Nevertheless, petitioner also challenges the determination based upon a change in the DME policy guidelines. Specifically, petitioner points out that, beginning with the 2021 version of the guidelines, DOH indicated that a "signed written order" could now include a legible, validated facsimile of an original signed order and that, in such case, the original order with the wet signature would no longer be required. While not disputing that this change occurred after the audit period and did not apply to the orders in this case, petitioner claims that the policy change reveals that reliance upon the previous version of the guidelines was arbitrary and capricious. We disagree. In keeping with the goal of Medicaid fraud prevention, both the earlier and the later versions of the guidelines implemented certain safeguards pertaining to the use of faxed orders. While the earlier guidelines achieved that goal by requiring the original order with wet signature, the later guidelines removed that condition but added requirements that the fax be legible and that the provider take certain steps to validate the order and the practitioner's identity. Neither version of the guidelines, in our view, is arbitrary or capricious, and the fact remains that petitioner did not meet the guidelines that were in place during the audit period.
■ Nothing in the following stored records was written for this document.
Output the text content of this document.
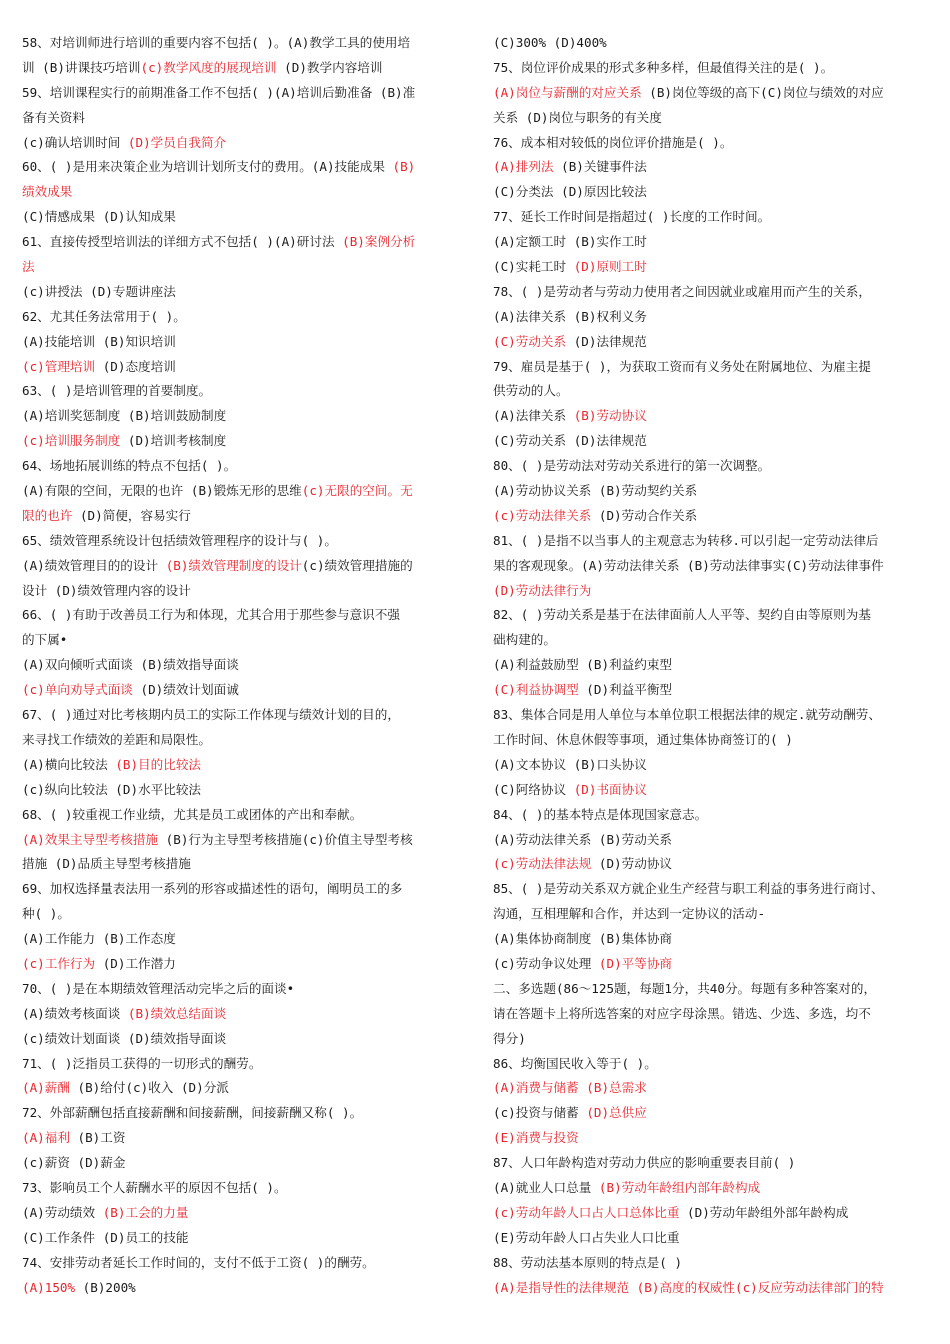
58、对培训师进行培训的重要内容不包括( )。(A)教学工具的使用培
训 (B)讲课技巧培训(c)教学风度的展现培训 (D)教学内容培训
59、培训课程实行的前期准备工作不包括( )(A)培训后勤准备 (B)准
备有关资料
(c)确认培训时间 (D)学员自我简介
60、( )是用来决策企业为培训计划所支付的费用。(A)技能成果 (B)
绩效成果
(C)情感成果 (D)认知成果
61、直接传授型培训法的详细方式不包括( )(A)研讨法 (B)案例分析
法
(c)讲授法 (D)专题讲座法
62、尤其任务法常用于( )。
(A)技能培训 (B)知识培训
(c)管理培训 (D)态度培训
63、( )是培训管理的首要制度。
(A)培训奖惩制度 (B)培训鼓励制度
(c)培训服务制度 (D)培训考核制度
64、场地拓展训练的特点不包括( )。
(A)有限的空间，无限的也许 (B)锻炼无形的思维(c)无限的空间。无
限的也许 (D)简便，容易实行
65、绩效管理系统设计包括绩效管理程序的设计与( )。
(A)绩效管理目的的设计 (B)绩效管理制度的设计(c)绩效管理措施的
设计 (D)绩效管理内容的设计
66、( )有助于改善员工行为和体现，尤其合用于那些参与意识不强
的下属•
(A)双向倾听式面谈 (B)绩效指导面谈
(c)单向劝导式面谈 (D)绩效计划面诚
67、( )通过对比考核期内员工的实际工作体现与绩效计划的目的，
来寻找工作绩效的差距和局限性。
(A)横向比较法 (B)目的比较法
(c)纵向比较法 (D)水平比较法
68、( )较重视工作业绩，尤其是员工或团体的产出和奉献。
(A)效果主导型考核措施 (B)行为主导型考核措施(c)价值主导型考核
措施 (D)品质主导型考核措施
69、加权选择量表法用一系列的形容或描述性的语句，阐明员工的多
种( )。
(A)工作能力 (B)工作态度
(c)工作行为 (D)工作潜力
70、( )是在本期绩效管理活动完毕之后的面谈•
(A)绩效考核面谈 (B)绩效总结面谈
(c)绩效计划面谈 (D)绩效指导面谈
71、( )泛指员工获得的一切形式的酬劳。
(A)薪酬 (B)给付(c)收入 (D)分派
72、外部薪酬包括直接薪酬和间接薪酬，间接薪酬又称( )。
(A)福利 (B)工资
(c)薪资 (D)薪金
73、影响员工个人薪酬水平的原因不包括( )。
(A)劳动绩效 (B)工会的力量
(C)工作条件 (D)员工的技能
74、安排劳动者延长工作时间的，支付不低于工资( )的酬劳。
(A)150% (B)200%
(C)300% (D)400%
75、岗位评价成果的形式多种多样，但最值得关注的是( )。
(A)岗位与薪酬的对应关系 (B)岗位等级的高下(C)岗位与绩效的对应
关系 (D)岗位与职务的有关度
76、成本相对较低的岗位评价措施是( )。
(A)排列法 (B)关键事件法
(C)分类法 (D)原因比较法
77、延长工作时间是指超过( )长度的工作时间。
(A)定额工时 (B)实作工时
(C)实耗工时 (D)原则工时
78、( )是劳动者与劳动力使用者之间因就业或雇用而产生的关系，
(A)法律关系 (B)权利义务
(C)劳动关系 (D)法律规范
79、雇员是基于( )，为获取工资而有义务处在附属地位、为雇主提
供劳动的人。
(A)法律关系 (B)劳动协议
(C)劳动关系 (D)法律规范
80、( )是劳动法对劳动关系进行的第一次调整。
(A)劳动协议关系 (B)劳动契约关系
(c)劳动法律关系 (D)劳动合作关系
81、( )是指不以当事人的主观意志为转移.可以引起一定劳动法律后
果的客观现象。(A)劳动法律关系 (B)劳动法律事实(C)劳动法律事件
(D)劳动法律行为
82、( )劳动关系是基于在法律面前人人平等、契约自由等原则为基
础构建的。
(A)利益鼓励型 (B)利益约束型
(C)利益协调型 (D)利益平衡型
83、集体合同是用人单位与本单位职工根据法律的规定.就劳动酬劳、
工作时间、休息休假等事项，通过集体协商签订的( )
(A)文本协议 (B)口头协议
(C)阿络协议 (D)书面协议
84、( )的基本特点是体现国家意志。
(A)劳动法律关系 (B)劳动关系
(c)劳动法律法规 (D)劳动协议
85、( )是劳动关系双方就企业生产经营与职工利益的事务进行商讨、
沟通，互相理解和合作，并达到一定协议的活动-
(A)集体协商制度 (B)集体协商
(c)劳动争议处理 (D)平等协商
二、多选题(86～125题，每题1分，共40分。每题有多种答案对的，
请在答题卡上将所选答案的对应字母涂黑。错选、少选、多选，均不
得分)
86、均衡国民收入等于( )。
(A)消费与储蓄 (B)总需求
(c)投资与储蓄 (D)总供应
(E)消费与投资
87、人口年龄构造对劳动力供应的影响重要表目前( )
(A)就业人口总量 (B)劳动年龄组内部年龄构成
(c)劳动年龄人口占人口总体比重 (D)劳动年龄组外部年龄构成
(E)劳动年龄人口占失业人口比重
88、劳动法基本原则的特点是( )
(A)是指导性的法律规范 (B)高度的权威性(c)反应劳动法律部门的特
Finally, we are unpersuaded by petitioner's assertion that it was unfairly subjected to a "penalty" of full reimbursement of the Medicaid overpayments despite the fact that all of the DME underlying the orders was actually provided to Medicaid recipients. "[P]etitioner's reimbursement of the unauthorized payments is not a sanction or penalty, but merely a remedy in the nature of recoupment" (Matter of A.R.E.B.A. Casriel v Novello, 298 AD2d 134, 135 [1st Dept 2002], lv denied 100 NY2d 506 [2003]; accord Matter of Harry's Nurses Registry, Inc. v New York State Off. of Medicaid Inspector Gen. [OMIG], 236 AD3d 1338, 1340 [4th Dept 2025]; see 18 NYCRR 516.3 [a] [1]). This is because "[a] Medicaid provider is liable for reimbursement of any overpayment . . . and an overpayment 'includes any amount not authorized to be paid under the medical assistance program' " (Matter of A.R.E.B.A. Casriel v Novello, 298 AD2d at 135, quoting 18 NYCRR 518.1 [c]; see Matter of Gignac v Paterson, 70 AD3d at 1312). Where, as here, a provider engages in "unacceptable practices" (18 NYCRR 518.1 [c]), defined to include "[u]nacceptable recordkeeping" (18 NYCRR 515.2 [b] [6]), OMIG "may require repayment of the amount determined to have been overpaid" (18 NYCRR 518.1 [b]). Therefore, petitioner's argument that full recoupment is improper because it is shocking to one's sense of fairness is misplaced, as that standard applies in situations where the agency has imposed a penalty (see e.g. Matter of Kelly v Safir, 96 NY2d 32, 38 [2001]; Matter of Rensselaer County Dept. of Social Servs. v McDonald, 244 AD3d 1444, 1450 [3d Dept 2025]). Petitioner's remaining contention concerning a purported due process violation has been considered and found to be lacking in merit.

Reynolds Fitzgerald, J.P., McShan, Mackey and Ryba, JJ., concur.

ADJUDGED that the determination is confirmed, without costs, and petition dismissed.